La vie est en effet pleine de surprises ; malgré tout ce que la prison ou l'institution comporte de désagréable et d'odieux, il se trouve des hommes qui s'y sentent bien et même qui cherchent à y retourner. Certains adolescents, après avoir séjourné dans des institutions françaises, disent « regretter le Centre ». L'un d'eux « s'y trouvait très bien ». Ces adolescents appréciaient tout particulièrement le fait de s'y sentir « protégés » et « acceptés » (Selosse et al., 1972, p. 307). Des constatations analogues ont été faites chez des hommes qui sortaient des prisons et des pénitenciers. Environ 15% des ex-détenus de l'échantillon de Waller (1974, p 77) reconnaissaient que, de temps à autre, ils se sentaient mieux en prison qu'en liberté 61. 60% des criminels adultes interrogés par Petersillia et al. (1978, p. 46) affirment n'avoir eu aucune difficulté à s'adapter à la prison pendant leur période adulte (contre 47% pendant la période juvénile et 40% pendant la période « jeune adulte »).

Cela peut surprendre. Un ex-détenu de la Californie nous explique pourquoi on peut préférer la prison à la liberté.
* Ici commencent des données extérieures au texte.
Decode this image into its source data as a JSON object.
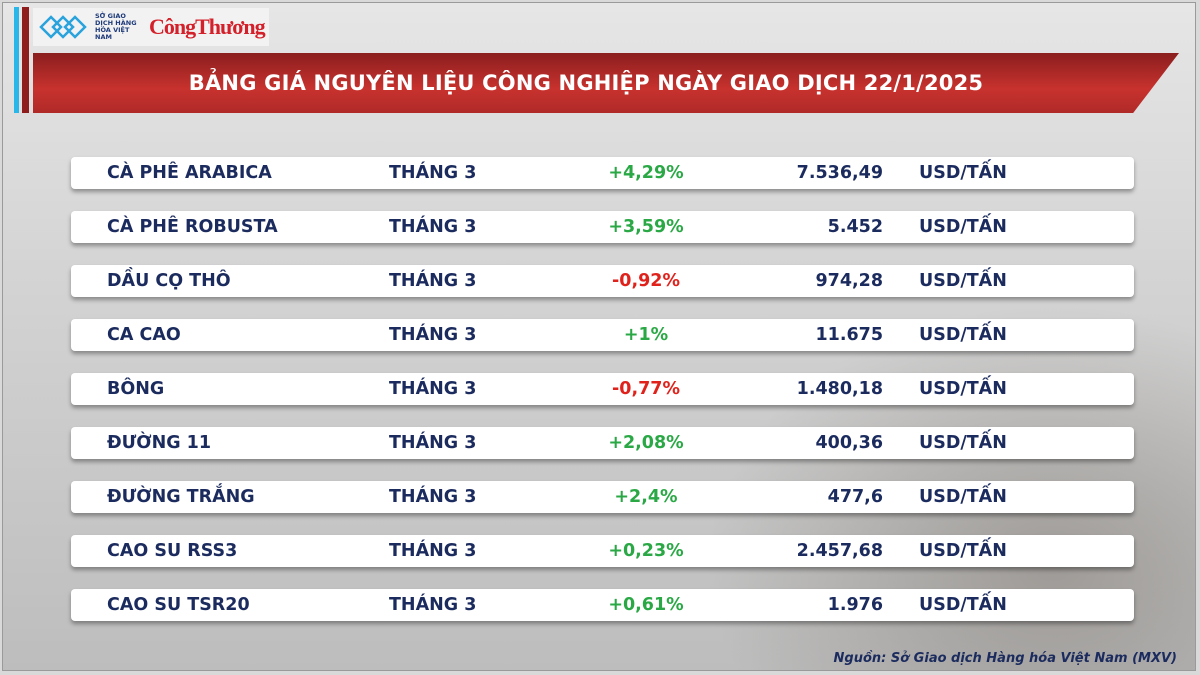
{
  "header": {
    "logo_mxv": "SỞ GIAO DỊCH HÀNG HÓA VIỆT NAM",
    "logo_ct": "CôngThương",
    "title": "BẢNG GIÁ NGUYÊN LIỆU CÔNG NGHIỆP NGÀY GIAO DỊCH 22/1/2025"
  },
  "colors": {
    "up": "#2aa845",
    "down": "#e0221c",
    "banner": "#c8322e",
    "text": "#1b2b5e"
  },
  "rows": [
    {
      "name": "CÀ PHÊ ARABICA",
      "month": "THÁNG 3",
      "change": "+4,29%",
      "dir": "up",
      "price": "7.536,49",
      "unit": "USD/TẤN"
    },
    {
      "name": "CÀ PHÊ ROBUSTA",
      "month": "THÁNG 3",
      "change": "+3,59%",
      "dir": "up",
      "price": "5.452",
      "unit": "USD/TẤN"
    },
    {
      "name": "DẦU CỌ THÔ",
      "month": "THÁNG 3",
      "change": "-0,92%",
      "dir": "down",
      "price": "974,28",
      "unit": "USD/TẤN"
    },
    {
      "name": "CA CAO",
      "month": "THÁNG 3",
      "change": "+1%",
      "dir": "up",
      "price": "11.675",
      "unit": "USD/TẤN"
    },
    {
      "name": "BÔNG",
      "month": "THÁNG 3",
      "change": "-0,77%",
      "dir": "down",
      "price": "1.480,18",
      "unit": "USD/TẤN"
    },
    {
      "name": "ĐƯỜNG 11",
      "month": "THÁNG 3",
      "change": "+2,08%",
      "dir": "up",
      "price": "400,36",
      "unit": "USD/TẤN"
    },
    {
      "name": "ĐƯỜNG TRẮNG",
      "month": "THÁNG 3",
      "change": "+2,4%",
      "dir": "up",
      "price": "477,6",
      "unit": "USD/TẤN"
    },
    {
      "name": "CAO SU RSS3",
      "month": "THÁNG 3",
      "change": "+0,23%",
      "dir": "up",
      "price": "2.457,68",
      "unit": "USD/TẤN"
    },
    {
      "name": "CAO SU TSR20",
      "month": "THÁNG 3",
      "change": "+0,61%",
      "dir": "up",
      "price": "1.976",
      "unit": "USD/TẤN"
    }
  ],
  "footer": {
    "source": "Nguồn: Sở Giao dịch Hàng hóa Việt Nam (MXV)"
  }
}
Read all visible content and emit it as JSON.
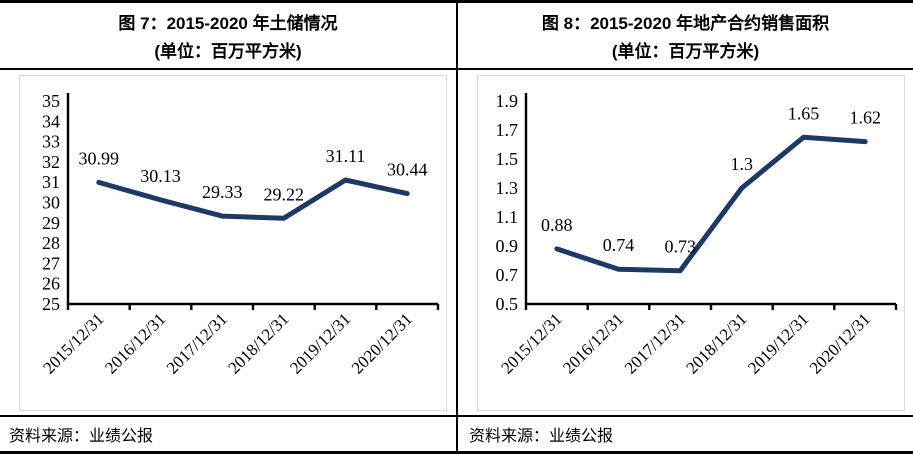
{
  "accent_color": "#1f3864",
  "frame_border_color": "#d9d9d9",
  "chart_data": [
    {
      "type": "line",
      "title": "图 7：2015-2020 年土储情况",
      "subtitle": "(单位：百万平方米)",
      "source": "资料来源：业绩公报",
      "x": [
        "2015/12/31",
        "2016/12/31",
        "2017/12/31",
        "2018/12/31",
        "2019/12/31",
        "2020/12/31"
      ],
      "values": [
        30.99,
        30.13,
        29.33,
        29.22,
        31.11,
        30.44
      ],
      "value_labels": [
        "30.99",
        "30.13",
        "29.33",
        "29.22",
        "31.11",
        "30.44"
      ],
      "ylim": [
        25,
        35
      ],
      "yticks": [
        "35",
        "34",
        "33",
        "32",
        "31",
        "30",
        "29",
        "28",
        "27",
        "26",
        "25"
      ],
      "xlabel": "",
      "ylabel": "",
      "grid": false,
      "legend": "none",
      "line_color": "#1f3864"
    },
    {
      "type": "line",
      "title": "图 8：2015-2020 年地产合约销售面积",
      "subtitle": "(单位：百万平方米)",
      "source": "资料来源：业绩公报",
      "x": [
        "2015/12/31",
        "2016/12/31",
        "2017/12/31",
        "2018/12/31",
        "2019/12/31",
        "2020/12/31"
      ],
      "values": [
        0.88,
        0.74,
        0.73,
        1.3,
        1.65,
        1.62
      ],
      "value_labels": [
        "0.88",
        "0.74",
        "0.73",
        "1.3",
        "1.65",
        "1.62"
      ],
      "ylim": [
        0.5,
        1.9
      ],
      "yticks": [
        "1.9",
        "1.7",
        "1.5",
        "1.3",
        "1.1",
        "0.9",
        "0.7",
        "0.5"
      ],
      "xlabel": "",
      "ylabel": "",
      "grid": false,
      "legend": "none",
      "line_color": "#1f3864"
    }
  ]
}
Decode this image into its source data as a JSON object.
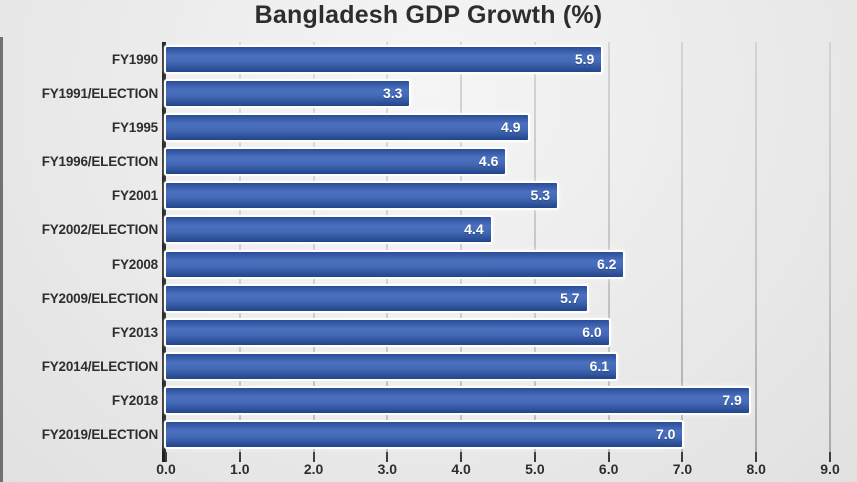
{
  "chart_data": {
    "type": "bar",
    "orientation": "horizontal",
    "title": "Bangladesh GDP Growth (%)",
    "categories": [
      "FY1990",
      "FY1991/ELECTION",
      "FY1995",
      "FY1996/ELECTION",
      "FY2001",
      "FY2002/ELECTION",
      "FY2008",
      "FY2009/ELECTION",
      "FY2013",
      "FY2014/ELECTION",
      "FY2018",
      "FY2019/ELECTION"
    ],
    "values": [
      5.9,
      3.3,
      4.9,
      4.6,
      5.3,
      4.4,
      6.2,
      5.7,
      6.0,
      6.1,
      7.9,
      7.0
    ],
    "value_labels": [
      "5.9",
      "3.3",
      "4.9",
      "4.6",
      "5.3",
      "4.4",
      "6.2",
      "5.7",
      "6.0",
      "6.1",
      "7.9",
      "7.0"
    ],
    "x_ticks": [
      "0.0",
      "1.0",
      "2.0",
      "3.0",
      "4.0",
      "5.0",
      "6.0",
      "7.0",
      "8.0",
      "9.0"
    ],
    "xlim": [
      0,
      9
    ],
    "xlabel": "",
    "ylabel": "",
    "grid": true,
    "legend": false,
    "colors": {
      "bar_gradient_top": "#2b4d97",
      "bar_gradient_mid": "#4a70bf",
      "bar_gradient_bottom": "#22448a",
      "bar_outline": "#ffffff",
      "value_text": "#ffffff",
      "label_text": "#2e2e2e",
      "title_text": "#2d2d2d",
      "axis_line": "#1e1e1e",
      "gridline": "#bdbdbd",
      "background": "#ebebeb"
    }
  }
}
« Bien sûr que la prison me manque. J'avais un tas de bons amis là-bas. J'ai vraiment détesté d'avoir à partir. Je savais que je ne reverrais pas la plupart des gars. J'y faisais un tas de choses intéressantes. On me réglait mon problème de logement. J'avais mon boulot. J'étais habitué à la nourriture. J'allais à l'école. Et j'avais quelques amis farfelus ; nous faisions un tas de frasques ensemble. Mis à part les femmes, peu m'importait d'être en taule » (Irwin, 1970, p. 134).

61 Pour être plus exact, 17% des sujets en libération conditionnelle et 13% de ceux qui n'avaient pas obtenu de libération conditionnelle faisaient un tel aveu.